Die historische Volatilität wird aus vergangenen Kursen berechnet. Die implizite Volatilität leitet sich aus den Preisen von Optionen ab und spiegelt die vom Markt erwartete künftige Schwankungsbreite – abgebildet in Indizes wie dem VDAX-NEW für den DAX oder dem VIX für den S&P 500, die als Angstbarometer gelten.

Risiko oder nicht

In der Finanztheorie ist Volatilität das Standardmaß für Risiko und geht in Kennzahlen wie die Sharpe-Ratio ein. Der Ansatz hat eine bekannte Schwäche: Er behandelt Aufwärts- und Abwärtsschwankungen gleich, obwohl nur Letztere von Anlegern als Risiko empfunden werden.

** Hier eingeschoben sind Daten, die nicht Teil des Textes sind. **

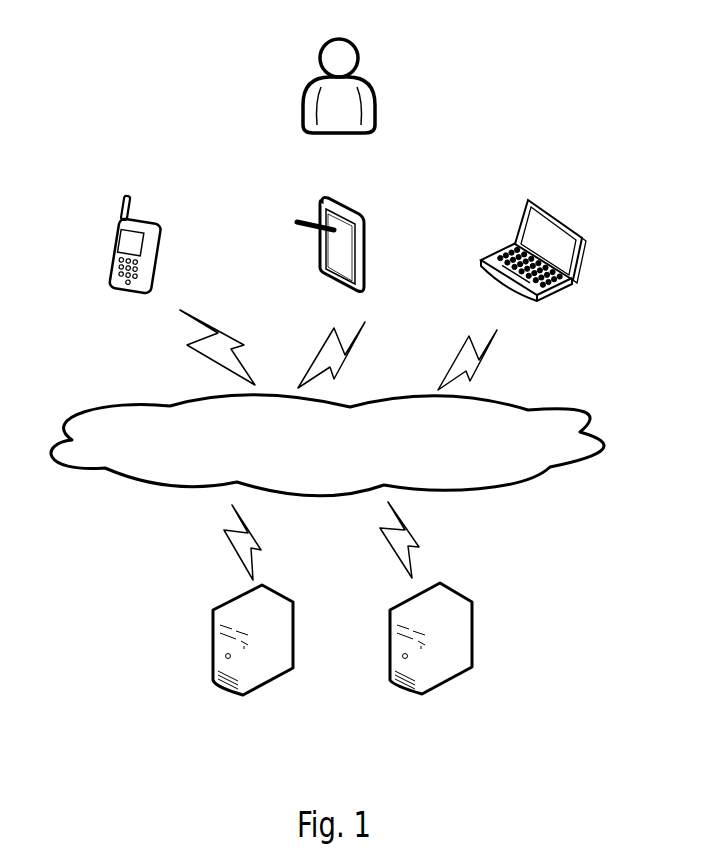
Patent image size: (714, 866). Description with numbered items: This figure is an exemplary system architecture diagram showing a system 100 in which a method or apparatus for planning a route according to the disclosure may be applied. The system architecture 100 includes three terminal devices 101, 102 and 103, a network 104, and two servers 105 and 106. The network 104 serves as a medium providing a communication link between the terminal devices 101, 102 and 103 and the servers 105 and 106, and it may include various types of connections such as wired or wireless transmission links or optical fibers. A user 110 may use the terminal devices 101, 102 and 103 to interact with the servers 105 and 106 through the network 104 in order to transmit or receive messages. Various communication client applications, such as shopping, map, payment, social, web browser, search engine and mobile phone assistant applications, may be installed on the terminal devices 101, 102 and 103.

The system architecture 100 is at (619, 44).
The terminal device 101 is at (137, 264).
The terminal device 102 is at (330, 262).
The terminal device 103 is at (533, 267).
The network 104 is at (327, 445).
The server 105 is at (253, 657).
The server 106 is at (431, 656).
The user 110 is at (339, 103).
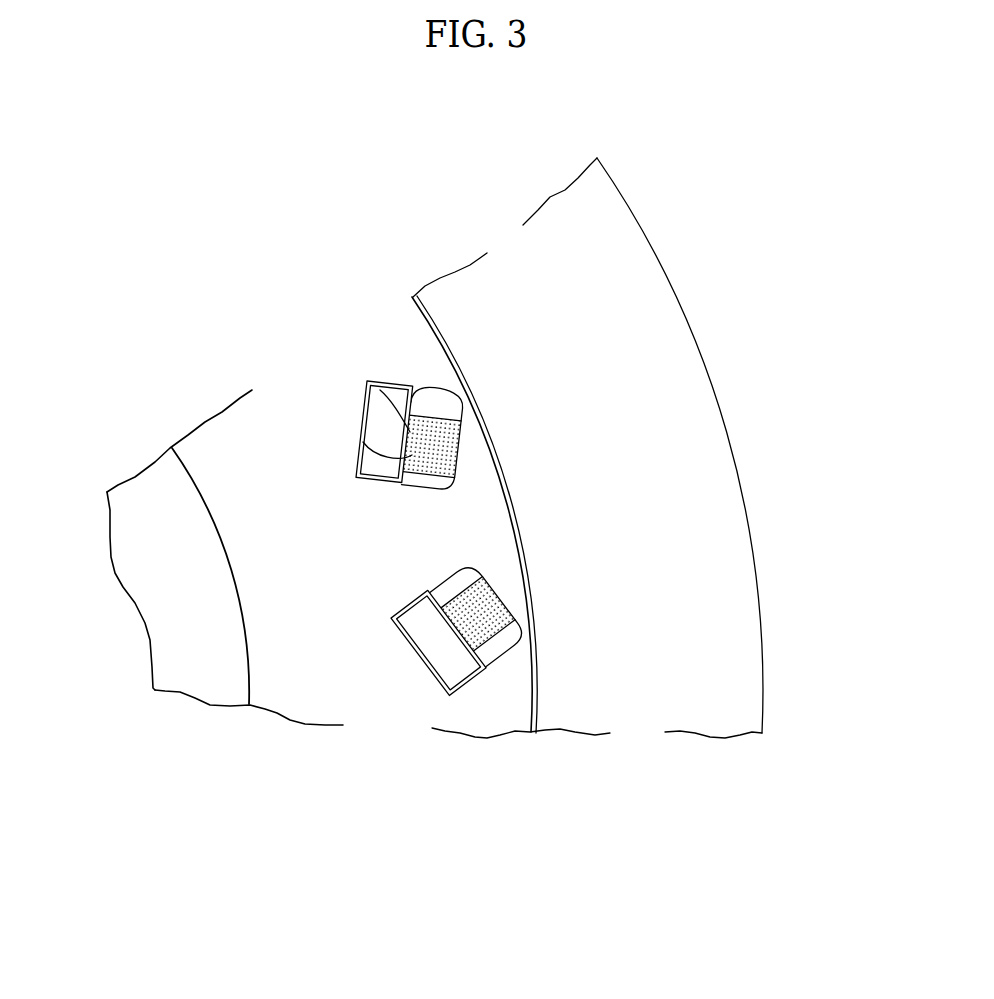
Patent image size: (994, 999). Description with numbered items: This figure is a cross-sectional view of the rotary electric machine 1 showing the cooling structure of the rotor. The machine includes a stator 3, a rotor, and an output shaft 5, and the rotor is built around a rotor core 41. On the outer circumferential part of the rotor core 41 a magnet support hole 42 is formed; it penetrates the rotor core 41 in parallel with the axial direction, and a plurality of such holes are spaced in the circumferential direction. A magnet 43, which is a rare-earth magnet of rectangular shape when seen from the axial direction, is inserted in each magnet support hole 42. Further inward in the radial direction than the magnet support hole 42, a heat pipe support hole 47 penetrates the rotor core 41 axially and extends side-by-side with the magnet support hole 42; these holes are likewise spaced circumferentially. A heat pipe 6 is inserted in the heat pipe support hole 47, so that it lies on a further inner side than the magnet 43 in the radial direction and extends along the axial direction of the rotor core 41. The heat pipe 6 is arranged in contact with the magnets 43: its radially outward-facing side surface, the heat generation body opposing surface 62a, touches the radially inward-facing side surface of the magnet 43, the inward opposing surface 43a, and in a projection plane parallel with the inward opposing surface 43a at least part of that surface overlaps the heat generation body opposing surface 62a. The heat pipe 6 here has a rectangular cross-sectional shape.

The rotary electric machine 1 is at (695, 192).
The stator 3 is at (500, 212).
The output shaft 5 is at (212, 663).
The heat pipe 6 is at (397, 630).
The rotor core 41 is at (238, 437).
The magnet support hole 42 is at (430, 495).
The magnet 43 is at (367, 382).
The inward opposing surface 43a is at (392, 400).
The heat pipe support hole 47 is at (370, 490).
The heat generation body opposing surface 62a is at (363, 442).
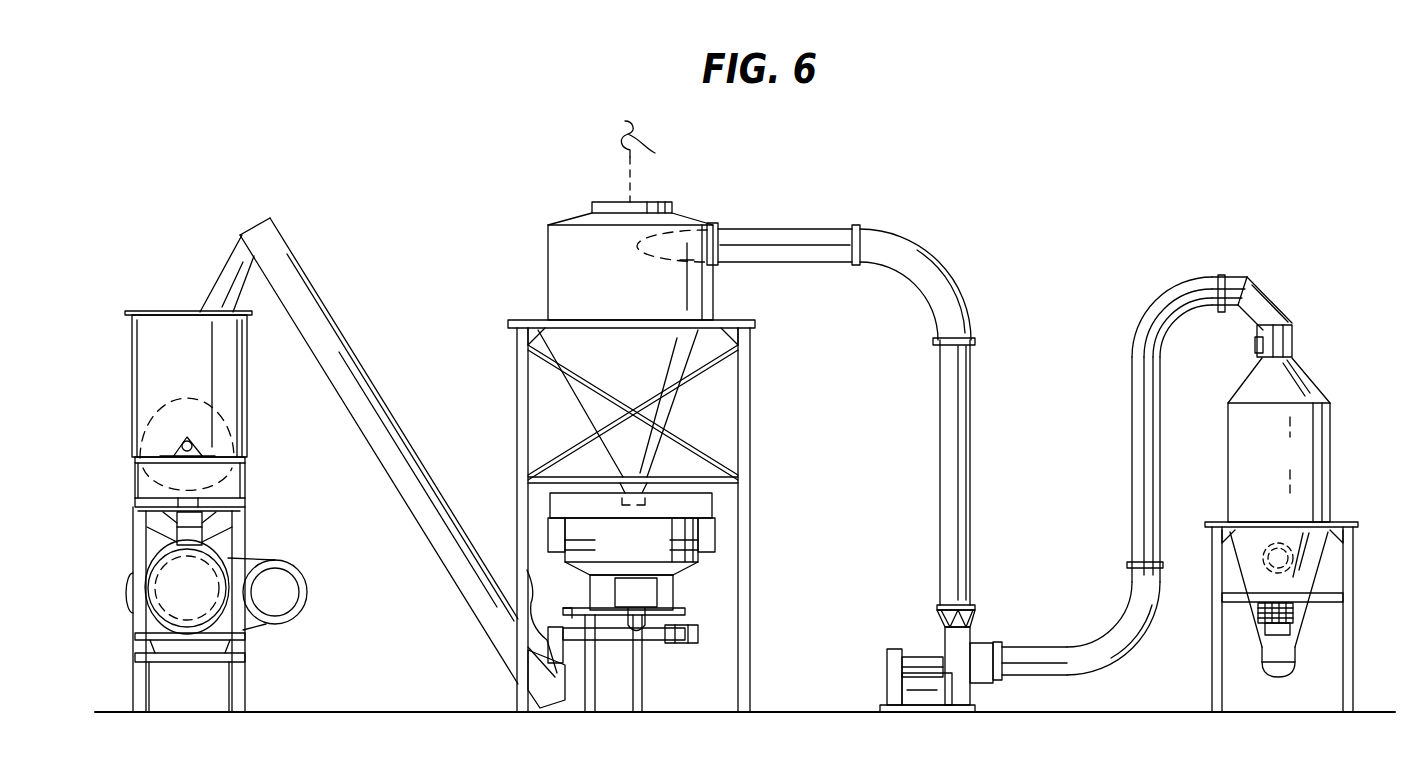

Für langfristig orientierte Anleger ist Volatilität zudem weniger bedeutsam als für kurzfristige. Wer über zwanzig Jahre investiert bleibt, trägt Schwankungen aus; wer in zwei Jahren an das Geld muss, für den ist Volatilität ein reales Problem. Bemerkenswert ist außerdem, dass Volatilität in fallenden Märkten regelmäßig deutlich zunimmt.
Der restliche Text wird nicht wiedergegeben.